The report noted a rolling programme of essential training was in place and there was “a clear emphasis on improving staff knowledge and competencies.” Staff ‘Champions’ had been introduced to “consistently drive improvement” in areas such as infection control and medicine management.
The home welcomed new manager, Georgina Gamble, in March last year and inspectors commented on the “fresh and open culture which had benefited the service.”
“The management team were open and transparent about the challenges they had faced, but were very proud of what the staff team had achieved in the past six months. They were committed to embrace the changes and continue to grow and develop the service.”
Home manager Georgina Gamble said the report was a reflection of the team’s hard work.

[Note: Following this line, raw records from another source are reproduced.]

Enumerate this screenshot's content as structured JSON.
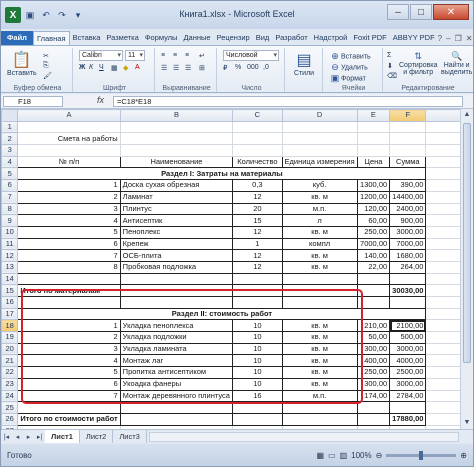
{
  "window": {
    "title": "Книга1.xlsx - Microsoft Excel"
  },
  "tabs": [
    "Файл",
    "Главная",
    "Вставка",
    "Разметка",
    "Формулы",
    "Данные",
    "Рецензир",
    "Вид",
    "Разработ",
    "Надстрой",
    "Foxit PDF",
    "ABBYY PDF"
  ],
  "ribbon": {
    "paste": "Вставить",
    "font_name": "Calibri",
    "font_size": "11",
    "number_format": "Числовой",
    "styles": "Стили",
    "insert": "Вставить",
    "delete": "Удалить",
    "format": "Формат",
    "sort": "Сортировка\nи фильтр",
    "find": "Найти и\nвыделить",
    "groups": [
      "Буфер обмена",
      "Шрифт",
      "Выравнивание",
      "Число",
      "Ячейки",
      "Редактирование"
    ]
  },
  "formula_bar": {
    "name_box": "F18",
    "fx": "fx",
    "formula": "=C18*E18"
  },
  "columns": [
    "A",
    "B",
    "C",
    "D",
    "E",
    "F"
  ],
  "rows": [
    {
      "n": "1",
      "cells": [
        "",
        "",
        "",
        "",
        "",
        ""
      ]
    },
    {
      "n": "2",
      "cells": [
        "Смета на работы",
        "",
        "",
        "",
        "",
        ""
      ]
    },
    {
      "n": "3",
      "cells": [
        "",
        "",
        "",
        "",
        "",
        ""
      ]
    },
    {
      "n": "4",
      "cells": [
        "№ п/п",
        "Наименование",
        "Количество",
        "Единица измерения",
        "Цена",
        "Сумма"
      ]
    },
    {
      "n": "5",
      "cells": [
        "Раздел I: Затраты на материалы"
      ]
    },
    {
      "n": "6",
      "cells": [
        "1",
        "Доска сухая обрезная",
        "0,3",
        "куб.",
        "1300,00",
        "390,00"
      ]
    },
    {
      "n": "7",
      "cells": [
        "2",
        "Ламинат",
        "12",
        "кв. м",
        "1200,00",
        "14400,00"
      ]
    },
    {
      "n": "8",
      "cells": [
        "3",
        "Плинтус",
        "20",
        "м.п.",
        "120,00",
        "2400,00"
      ]
    },
    {
      "n": "9",
      "cells": [
        "4",
        "Антисептик",
        "15",
        "л",
        "60,00",
        "900,00"
      ]
    },
    {
      "n": "10",
      "cells": [
        "5",
        "Пеноплекс",
        "12",
        "кв. м",
        "250,00",
        "3000,00"
      ]
    },
    {
      "n": "11",
      "cells": [
        "6",
        "Крепеж",
        "1",
        "компл",
        "7000,00",
        "7000,00"
      ]
    },
    {
      "n": "12",
      "cells": [
        "7",
        "ОСБ-плита",
        "12",
        "кв. м",
        "140,00",
        "1680,00"
      ]
    },
    {
      "n": "13",
      "cells": [
        "8",
        "Пробковая подложка",
        "12",
        "кв. м",
        "22,00",
        "264,00"
      ]
    },
    {
      "n": "14",
      "cells": [
        "",
        "",
        "",
        "",
        "",
        ""
      ]
    },
    {
      "n": "15",
      "cells": [
        "Итого по материалам",
        "",
        "",
        "",
        "",
        "30030,00"
      ]
    },
    {
      "n": "16",
      "cells": [
        "",
        "",
        "",
        "",
        "",
        ""
      ]
    },
    {
      "n": "17",
      "cells": [
        "Раздел II: стоимость работ"
      ]
    },
    {
      "n": "18",
      "cells": [
        "1",
        "Укладка пеноплекса",
        "10",
        "кв. м",
        "210,00",
        "2100,00"
      ]
    },
    {
      "n": "19",
      "cells": [
        "2",
        "Укладка подложки",
        "10",
        "кв. м",
        "50,00",
        "500,00"
      ]
    },
    {
      "n": "20",
      "cells": [
        "3",
        "Укладка  ламината",
        "10",
        "кв. м",
        "300,00",
        "3000,00"
      ]
    },
    {
      "n": "21",
      "cells": [
        "4",
        "Монтаж лаг",
        "10",
        "кв. м",
        "400,00",
        "4000,00"
      ]
    },
    {
      "n": "22",
      "cells": [
        "5",
        "Пропитка антисептиком",
        "10",
        "кв. м",
        "250,00",
        "2500,00"
      ]
    },
    {
      "n": "23",
      "cells": [
        "6",
        "Укоадка фанеры",
        "10",
        "кв. м",
        "300,00",
        "3000,00"
      ]
    },
    {
      "n": "24",
      "cells": [
        "7",
        "Монтаж деревянного плинтуса",
        "16",
        "м.п.",
        "174,00",
        "2784,00"
      ]
    },
    {
      "n": "25",
      "cells": [
        "",
        "",
        "",
        "",
        "",
        ""
      ]
    },
    {
      "n": "26",
      "cells": [
        "Итого по стоимости работ",
        "",
        "",
        "",
        "",
        "17880,00"
      ]
    },
    {
      "n": "27",
      "cells": [
        "",
        "",
        "",
        "",
        "",
        ""
      ]
    }
  ],
  "sheets": [
    "Лист1",
    "Лист2",
    "Лист3"
  ],
  "status": {
    "ready": "Готово",
    "zoom": "100%"
  },
  "colors": {
    "file_tab": "#2b6bb8",
    "highlight": "#d6212b",
    "excel_green": "#1f7a3a"
  }
}
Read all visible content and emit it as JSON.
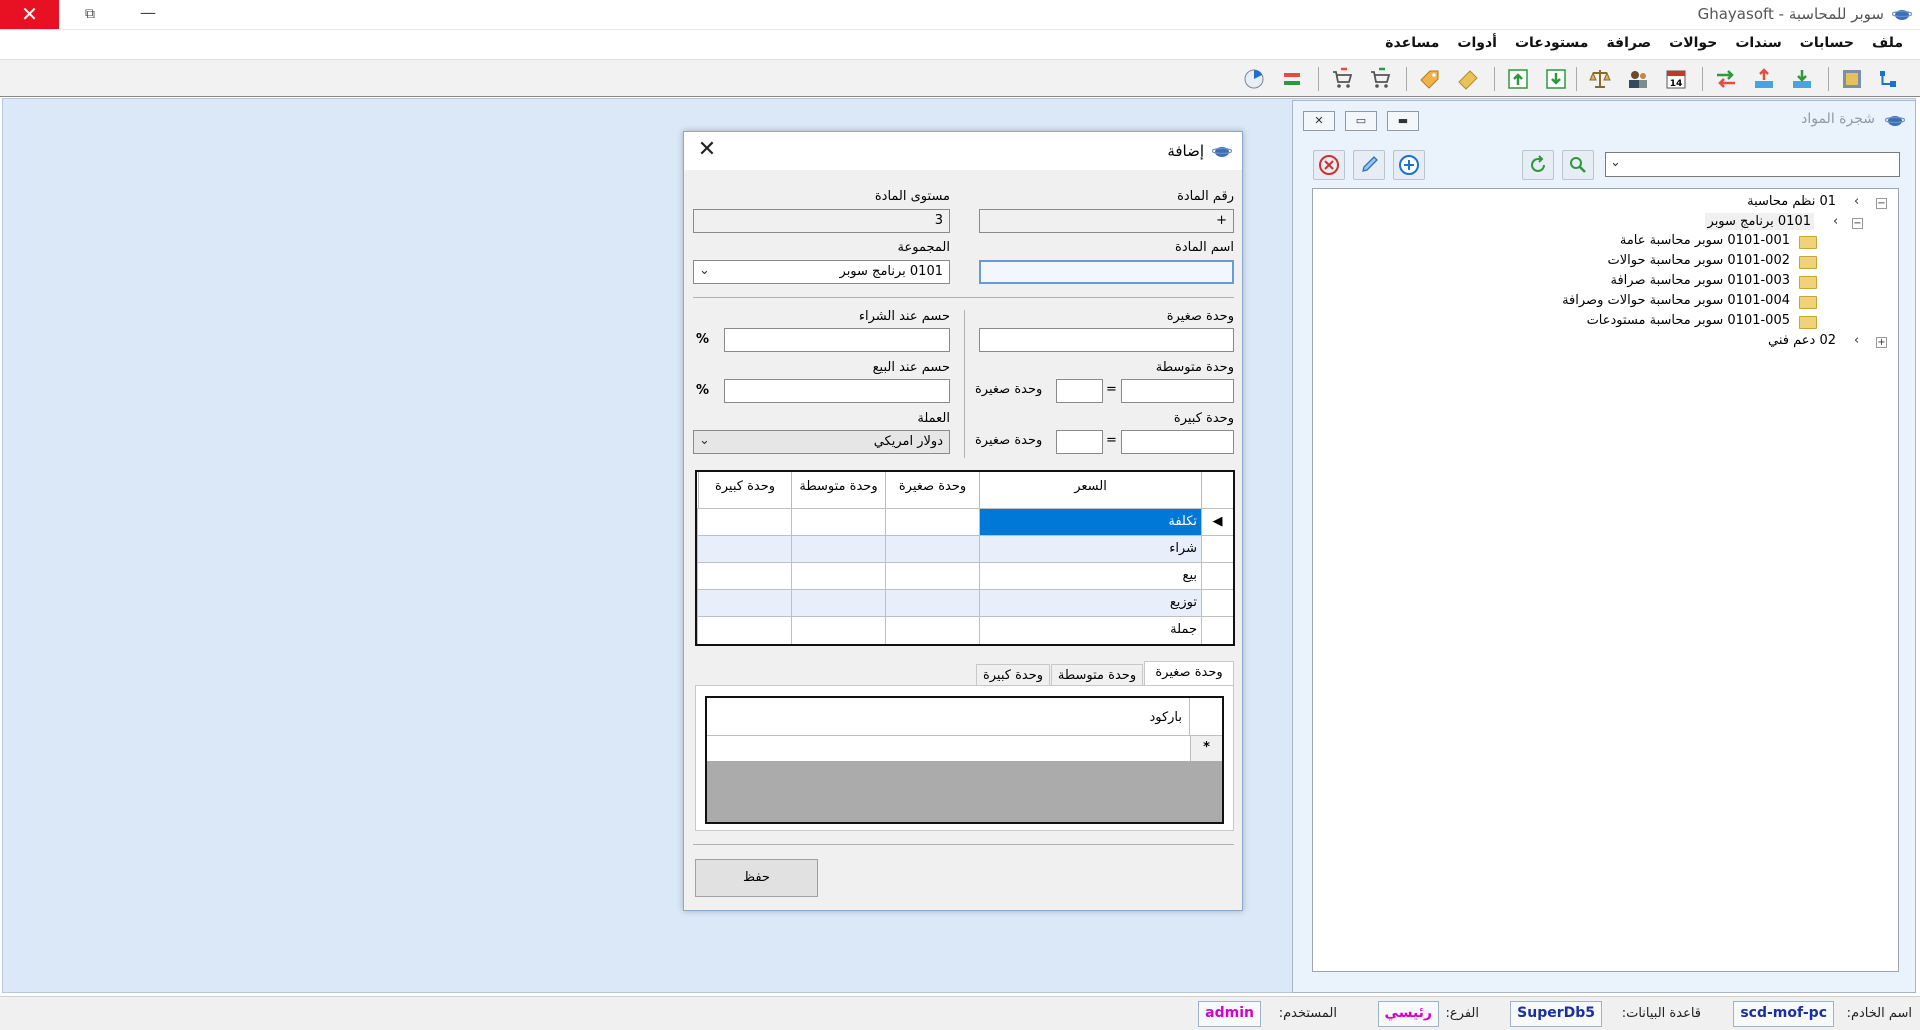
{
  "window": {
    "title": "سوبر للمحاسبة - Ghayasoft"
  },
  "menu": [
    "ملف",
    "حسابات",
    "سندات",
    "حوالات",
    "صرافة",
    "مستودعات",
    "أدوات",
    "مساعدة"
  ],
  "tree_panel": {
    "title": "شجرة المواد",
    "search_value": "",
    "nodes": [
      {
        "label": "01 نظم محاسبة"
      },
      {
        "label": "0101 برنامج سوبر"
      },
      {
        "label": "0101-001 سوبر محاسبة عامة"
      },
      {
        "label": "0101-002 سوبر محاسبة حوالات"
      },
      {
        "label": "0101-003 سوبر محاسبة صرافة"
      },
      {
        "label": "0101-004 سوبر محاسبة حوالات وصرافة"
      },
      {
        "label": "0101-005 سوبر محاسبة مستودعات"
      },
      {
        "label": "02 دعم فني"
      }
    ]
  },
  "dialog": {
    "title": "إضافة",
    "item_number_label": "رقم المادة",
    "item_number_value": "+",
    "item_level_label": "مستوى المادة",
    "item_level_value": "3",
    "item_name_label": "اسم المادة",
    "item_name_value": "",
    "group_label": "المجموعة",
    "group_value": "0101 برنامج سوبر",
    "small_unit_label": "وحدة صغيرة",
    "medium_unit_label": "وحدة متوسطة",
    "large_unit_label": "وحدة كبيرة",
    "equals": "=",
    "small_unit_suffix": "وحدة صغيرة",
    "purchase_discount_label": "حسم عند الشراء",
    "sale_discount_label": "حسم عند البيع",
    "percent": "%",
    "currency_label": "العملة",
    "currency_value": "دولار امريكي",
    "price_grid": {
      "headers": [
        "السعر",
        "وحدة صغيرة",
        "وحدة متوسطة",
        "وحدة كبيرة"
      ],
      "rows": [
        "تكلفة",
        "شراء",
        "بيع",
        "توزيع",
        "جملة"
      ]
    },
    "tabs": [
      "وحدة صغيرة",
      "وحدة متوسطة",
      "وحدة كبيرة"
    ],
    "barcode_header": "باركود",
    "new_row_marker": "*",
    "save_label": "حفظ"
  },
  "status": {
    "server_label": "اسم الخادم:",
    "server_value": "scd-mof-pc",
    "db_label": "قاعدة البيانات:",
    "db_value": "SuperDb5",
    "branch_label": "الفرع:",
    "branch_value": "رئيسي",
    "user_label": "المستخدم:",
    "user_value": "admin"
  },
  "colors": {
    "accent_selection": "#0078d7",
    "close_red": "#e81123",
    "status_blue": "#1a2fa0",
    "status_magenta": "#d400d4"
  }
}
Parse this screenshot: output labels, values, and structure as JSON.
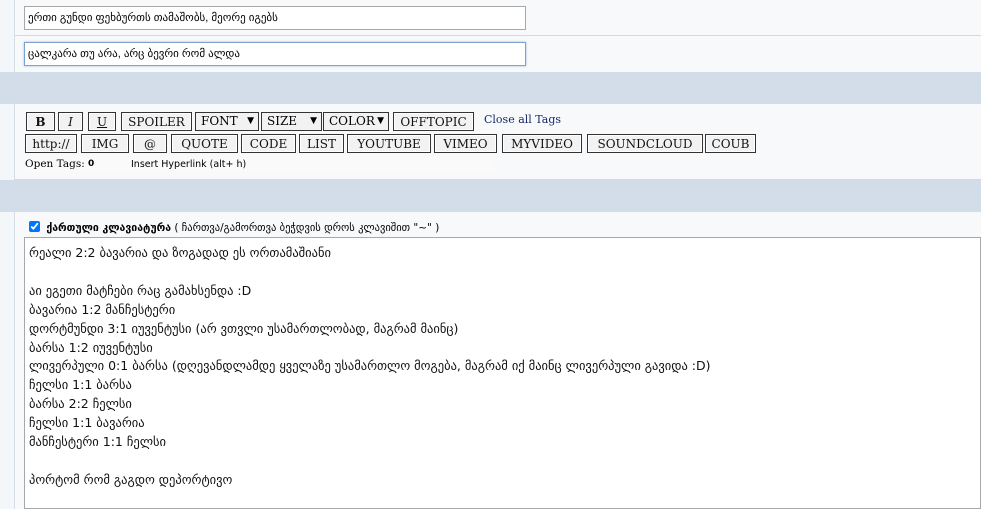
{
  "fields": {
    "title_value": "ერთი გუნდი ფეხბურთს თამაშობს, მეორე იგებს",
    "description_value": "ცალკარა თუ არა, არც ბევრი რომ ალდა"
  },
  "toolbar": {
    "row1": [
      {
        "key": "b",
        "label": "B"
      },
      {
        "key": "i",
        "label": "I"
      },
      {
        "key": "u",
        "label": "U"
      },
      {
        "key": "spoiler",
        "label": "SPOILER"
      }
    ],
    "selects": [
      {
        "key": "font",
        "label": "FONT"
      },
      {
        "key": "size",
        "label": "SIZE"
      },
      {
        "key": "color",
        "label": "COLOR"
      }
    ],
    "offtopic": "OFFTOPIC",
    "close_all": "Close all Tags",
    "row2": [
      "http://",
      "IMG",
      "@",
      "QUOTE",
      "CODE",
      "LIST",
      "YOUTUBE",
      "VIMEO",
      "MYVIDEO",
      "SOUNDCLOUD",
      "COUB"
    ],
    "open_tags_label": "Open Tags:",
    "open_tags_count": "0",
    "hint": "Insert Hyperlink (alt+ h)"
  },
  "keyboard": {
    "label": "ქართული კლავიატურა",
    "note": "( ჩართვა/გამორთვა ბეჭდვის დროს კლავიშით \"~\" )",
    "checked": true
  },
  "post_body": "რეალი 2:2 ბავარია და ზოგადად ეს ორთამაშიანი\n\nაი ეგეთი მატჩები რაც გამახსენდა :D\nბავარია 1:2 მანჩესტერი\nდორტმუნდი 3:1 იუვენტუსი (არ ვთვლი უსამართლობად, მაგრამ მაინც)\nბარსა 1:2 იუვენტუსი\nლივერპული 0:1 ბარსა (დღევანდლამდე ყველაზე უსამართლო მოგება, მაგრამ იქ მაინც ლივერპული გავიდა :D)\nჩელსი 1:1 ბარსა\nბარსა 2:2 ჩელსი\nჩელსი 1:1 ბავარია\nმანჩესტერი 1:1 ჩელსი\n\nპორტომ რომ გაგდო დეპორტივო"
}
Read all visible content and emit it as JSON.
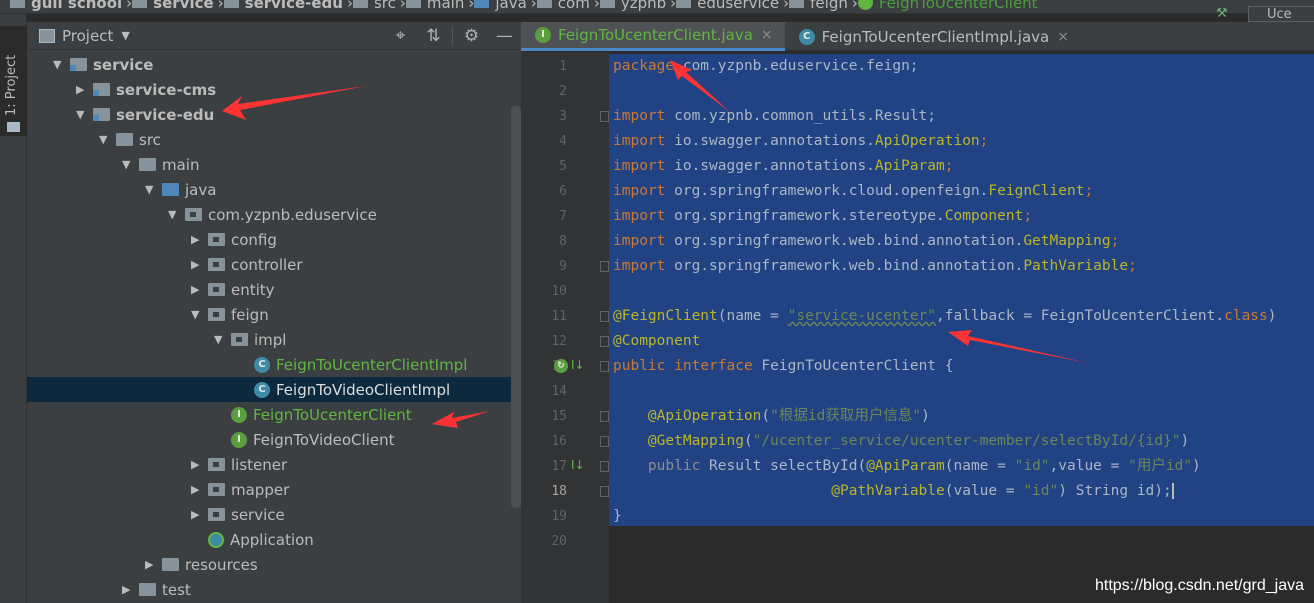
{
  "breadcrumb": {
    "items": [
      "guli school",
      "service",
      "service-edu",
      "src",
      "main",
      "java",
      "com",
      "yzpnb",
      "eduservice",
      "feign",
      "FeignToUcenterClient"
    ],
    "right_box": "Uce"
  },
  "toolstrip": {
    "project_tab": "1: Project"
  },
  "project_panel": {
    "title": "Project",
    "tools": [
      "target-icon",
      "collapse-icon",
      "gear-icon",
      "minimize-icon"
    ]
  },
  "tree": [
    {
      "label": "service",
      "depth": 0,
      "open": true,
      "kind": "module",
      "bold": true
    },
    {
      "label": "service-cms",
      "depth": 1,
      "open": false,
      "kind": "module",
      "bold": true
    },
    {
      "label": "service-edu",
      "depth": 1,
      "open": true,
      "kind": "module",
      "bold": true
    },
    {
      "label": "src",
      "depth": 2,
      "open": true,
      "kind": "folder"
    },
    {
      "label": "main",
      "depth": 3,
      "open": true,
      "kind": "folder"
    },
    {
      "label": "java",
      "depth": 4,
      "open": true,
      "kind": "src"
    },
    {
      "label": "com.yzpnb.eduservice",
      "depth": 5,
      "open": true,
      "kind": "pkg"
    },
    {
      "label": "config",
      "depth": 6,
      "open": false,
      "kind": "pkg"
    },
    {
      "label": "controller",
      "depth": 6,
      "open": false,
      "kind": "pkg"
    },
    {
      "label": "entity",
      "depth": 6,
      "open": false,
      "kind": "pkg"
    },
    {
      "label": "feign",
      "depth": 6,
      "open": true,
      "kind": "pkg"
    },
    {
      "label": "impl",
      "depth": 7,
      "open": true,
      "kind": "pkg"
    },
    {
      "label": "FeignToUcenterClientImpl",
      "depth": 8,
      "kind": "class",
      "color": "green"
    },
    {
      "label": "FeignToVideoClientImpl",
      "depth": 8,
      "kind": "class",
      "selected": true,
      "color": "white"
    },
    {
      "label": "FeignToUcenterClient",
      "depth": 7,
      "kind": "interface",
      "color": "green"
    },
    {
      "label": "FeignToVideoClient",
      "depth": 7,
      "kind": "interface"
    },
    {
      "label": "listener",
      "depth": 6,
      "open": false,
      "kind": "pkg"
    },
    {
      "label": "mapper",
      "depth": 6,
      "open": false,
      "kind": "pkg"
    },
    {
      "label": "service",
      "depth": 6,
      "open": false,
      "kind": "pkg"
    },
    {
      "label": "Application",
      "depth": 6,
      "kind": "app"
    },
    {
      "label": "resources",
      "depth": 4,
      "open": false,
      "kind": "res"
    },
    {
      "label": "test",
      "depth": 3,
      "open": false,
      "kind": "folder"
    }
  ],
  "editor_tabs": [
    {
      "label": "FeignToUcenterClient.java",
      "active": true,
      "icon": "I",
      "close": "×"
    },
    {
      "label": "FeignToUcenterClientImpl.java",
      "active": false,
      "icon": "C",
      "close": "×"
    }
  ],
  "code": {
    "line_numbers": [
      "1",
      "2",
      "3",
      "4",
      "5",
      "6",
      "7",
      "8",
      "9",
      "10",
      "11",
      "12",
      "13",
      "14",
      "15",
      "16",
      "17",
      "18",
      "19",
      "20"
    ],
    "current_line": "18",
    "l1_kw": "package",
    "l1_rest": " com.yzpnb.eduservice.feign;",
    "imp": "import",
    "l3": " com.yzpnb.common_utils.Result;",
    "l4a": " io.swagger.annotations.",
    "l4b": "ApiOperation",
    "l4c": ";",
    "l5a": " io.swagger.annotations.",
    "l5b": "ApiParam",
    "l5c": ";",
    "l6a": " org.springframework.cloud.openfeign.",
    "l6b": "FeignClient",
    "l6c": ";",
    "l7a": " org.springframework.stereotype.",
    "l7b": "Component",
    "l7c": ";",
    "l8a": " org.springframework.web.bind.annotation.",
    "l8b": "GetMapping",
    "l8c": ";",
    "l9a": " org.springframework.web.bind.annotation.",
    "l9b": "PathVariable",
    "l9c": ";",
    "l11_ann": "@FeignClient",
    "l11_a": "(name = ",
    "l11_str": "\"service-ucenter\"",
    "l11_b": ",fallback = FeignToUcenterClient.",
    "l11_kw": "class",
    "l11_c": ")",
    "l12_ann": "@Component",
    "l13_kw1": "public",
    "l13_kw2": "interface",
    "l13_rest": " FeignToUcenterClient {",
    "l15_ann": "@ApiOperation",
    "l15_a": "(",
    "l15_str": "\"根据id获取用户信息\"",
    "l15_b": ")",
    "l16_ann": "@GetMapping",
    "l16_a": "(",
    "l16_str": "\"/ucenter_service/ucenter-member/selectById/{id}\"",
    "l16_b": ")",
    "l17_kw": "public",
    "l17_a": " Result selectById(",
    "l17_ann": "@ApiParam",
    "l17_b": "(name = ",
    "l17_s1": "\"id\"",
    "l17_c": ",value = ",
    "l17_s2": "\"用户id\"",
    "l17_d": ")",
    "l18_ann": "@PathVariable",
    "l18_a": "(value = ",
    "l18_s": "\"id\"",
    "l18_b": ") String id);",
    "l19": "}"
  },
  "watermark": "https://blog.csdn.net/grd_java",
  "colors": {
    "selection": "#214283",
    "annotation_arrow": "#ff3333"
  }
}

“I took on this role at Hastings Court 12 months ago and since then we have put an immense amount of effort into transforming the care we provide,” she said. “We are delighted to see this has been recognised and this is a great foundation on which to continue building.”
The home was praised for enabling residents to express their views and said they were “involved in making decisions about their care and support and the running of the home.”
Residents’ meetings were held on a regular basis and provided people with a forum to discuss any concerns, queries or make any suggestions. Care was said to be “person specific and in line with people’s preferences” and where residents were unable to tell staff their choices, inspectors saw that staff had spoken with families and friends.
Visiting health professionals were said to be “positive about the way staff worked with them and commented “(they) are knowledgeable about the people they care for and want to get it right.””
The report said relatives felt they were able to talk to the manager and staff “at any time” and the “culture of the service was described as open, honest and friendly, by people
“We have worked so hard,” commented one staff member, “it’s a pleasure to come to work.”
Care Quality Commission inspectors, who visited the home in February rated Hastings Court on five key areas, all of which were said to be “good”.